Jordi Savall has described music as “one of the most universal means of expression and communication,” adding that “the measure of its importance and significance cannot be gauged according to the criteria of evolution in musical language, but rather according to its degree of expressive intensity, inner richness and humanity.” His concert programmes have made music an instrument of mediation to achieve understanding and peace between different and sometimes warring peoples and cultures. Accordingly, guest artists appearing with his ensembles include Arab, Israeli, Turkish, Greek, Armenian, Afghan, Mexican and North American musicians. In 2008 Jordi Savall was appointed European Union Ambassador for intercultural dialogue and, together with Montserrat Figueras, was named “Artist for Peace” under the UNESCO “Good Will Ambassadors” programme.

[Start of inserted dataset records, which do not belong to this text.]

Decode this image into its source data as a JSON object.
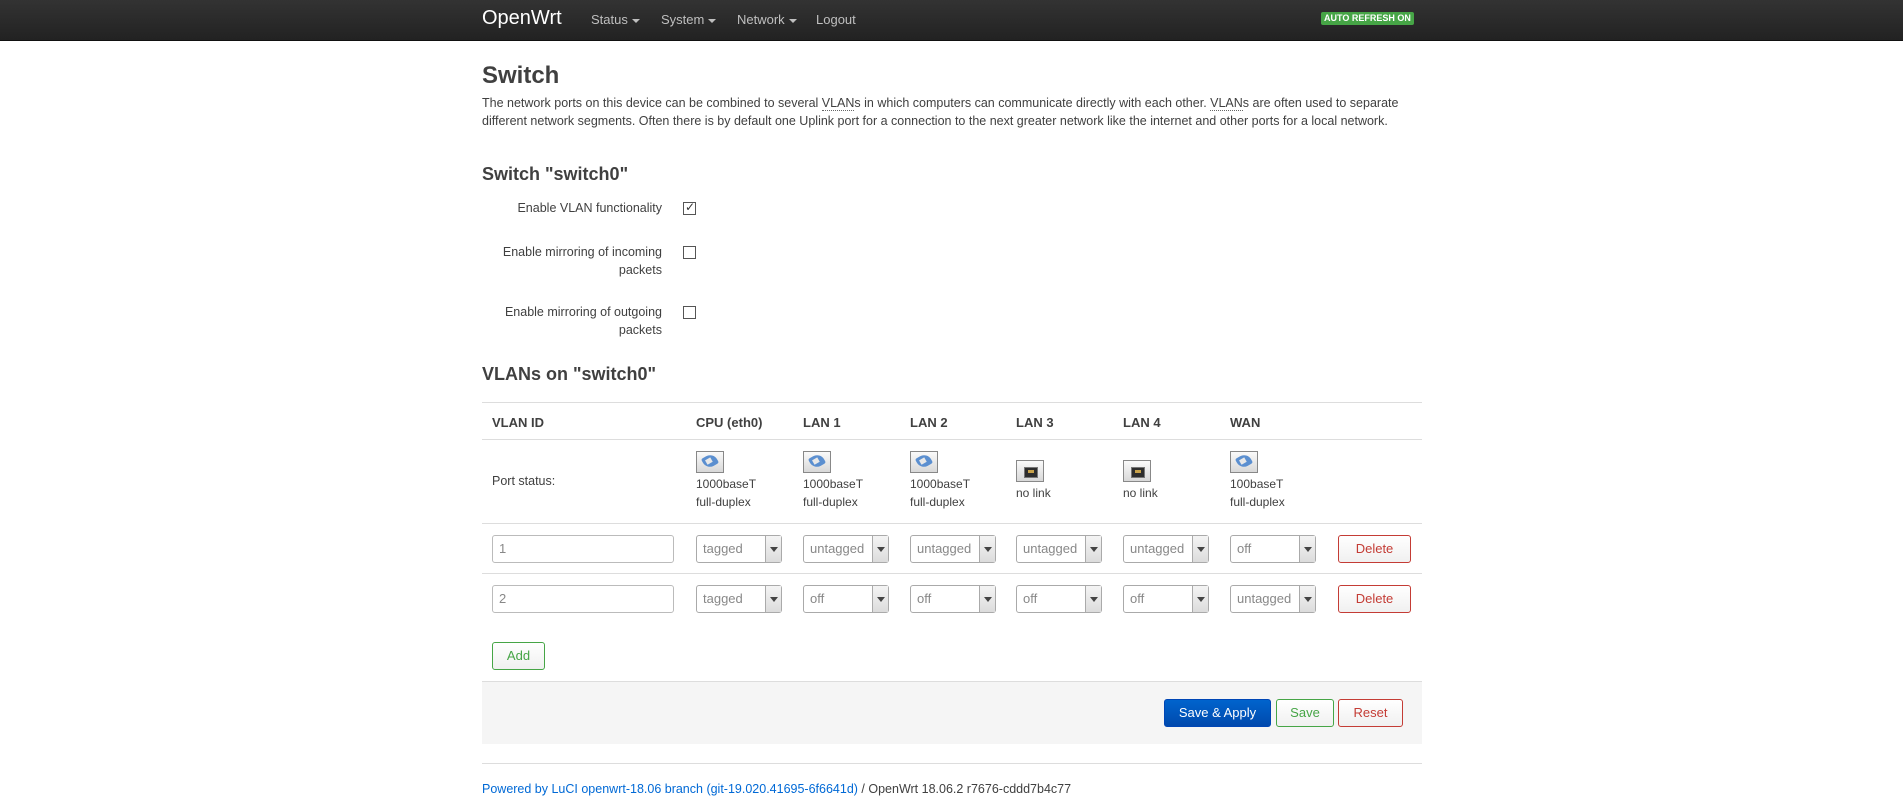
{
  "navbar": {
    "brand": "OpenWrt",
    "menu": [
      {
        "label": "Status",
        "dropdown": true
      },
      {
        "label": "System",
        "dropdown": true
      },
      {
        "label": "Network",
        "dropdown": true
      },
      {
        "label": "Logout",
        "dropdown": false
      }
    ],
    "auto_refresh": "AUTO REFRESH ON"
  },
  "page": {
    "title": "Switch",
    "description_parts": [
      "The network ports on this device can be combined to several ",
      "VLAN",
      "s in which computers can communicate directly with each other. ",
      "VLAN",
      "s are often used to separate different network segments. Often there is by default one Uplink port for a connection to the next greater network like the internet and other ports for a local network."
    ]
  },
  "switch_section": {
    "title": "Switch \"switch0\"",
    "options": [
      {
        "label": "Enable VLAN functionality",
        "checked": true
      },
      {
        "label": "Enable mirroring of incoming packets",
        "checked": false
      },
      {
        "label": "Enable mirroring of outgoing packets",
        "checked": false
      }
    ]
  },
  "vlan_section": {
    "title": "VLANs on \"switch0\"",
    "headers": [
      "VLAN ID",
      "CPU (eth0)",
      "LAN 1",
      "LAN 2",
      "LAN 3",
      "LAN 4",
      "WAN"
    ],
    "port_status_label": "Port status:",
    "ports": [
      {
        "icon": "port-connected-icon",
        "line1": "1000baseT",
        "line2": "full-duplex"
      },
      {
        "icon": "port-connected-icon",
        "line1": "1000baseT",
        "line2": "full-duplex"
      },
      {
        "icon": "port-connected-icon",
        "line1": "1000baseT",
        "line2": "full-duplex"
      },
      {
        "icon": "port-nolink-icon",
        "line1": "no link",
        "line2": ""
      },
      {
        "icon": "port-nolink-icon",
        "line1": "no link",
        "line2": ""
      },
      {
        "icon": "port-connected-icon",
        "line1": "100baseT",
        "line2": "full-duplex"
      }
    ],
    "rows": [
      {
        "vlan_id": "1",
        "values": [
          "tagged",
          "untagged",
          "untagged",
          "untagged",
          "untagged",
          "off"
        ]
      },
      {
        "vlan_id": "2",
        "values": [
          "tagged",
          "off",
          "off",
          "off",
          "off",
          "untagged"
        ]
      }
    ],
    "delete_label": "Delete",
    "add_label": "Add"
  },
  "actions": {
    "save_apply": "Save & Apply",
    "save": "Save",
    "reset": "Reset"
  },
  "footer": {
    "link_text": "Powered by LuCI openwrt-18.06 branch (git-19.020.41695-6f6641d)",
    "version_text": " / OpenWrt 18.06.2 r7676-cddd7b4c77"
  }
}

His artistic career has been regarded as one of the driving forces behind the revival of early music from Europe, the New World and the Mediterranean, as well as a major landmark in the study, performance, conducting and rapprochement of diverse musical traditions in a far-reaching intercultural dialogue that transcends all borders. His prolific musical career has brought him the highest national and international distinctions, including honorary doctorates from the Universities of Evora (Portugal), Barcelona (Catalunya), Louvain (Belgium) and Basel (Switzerland), the order of Chevalier de la Légion d’Honneur (France), the 2010 Praetorius Music Prize awarded by the Ministry of Culture and Science of Lower Saxony, the Gold Medal of the Generalitat de Catalunya, and the prestigious Léonie Sonning Prize, which is considered the Nobel prize of the music world. “Jordi Savall testifies to a common cultural inheritance of infinite variety. He is a man for our time” (The Guardian, 2011).
In 2022, has been distinguished to be part of the Honorary Membership of the Royal Philharmonic Society. “Jordi Savall testifies to a common cultural inheritance of infinite variety. He is a man for our time” (The Guardian, 2011).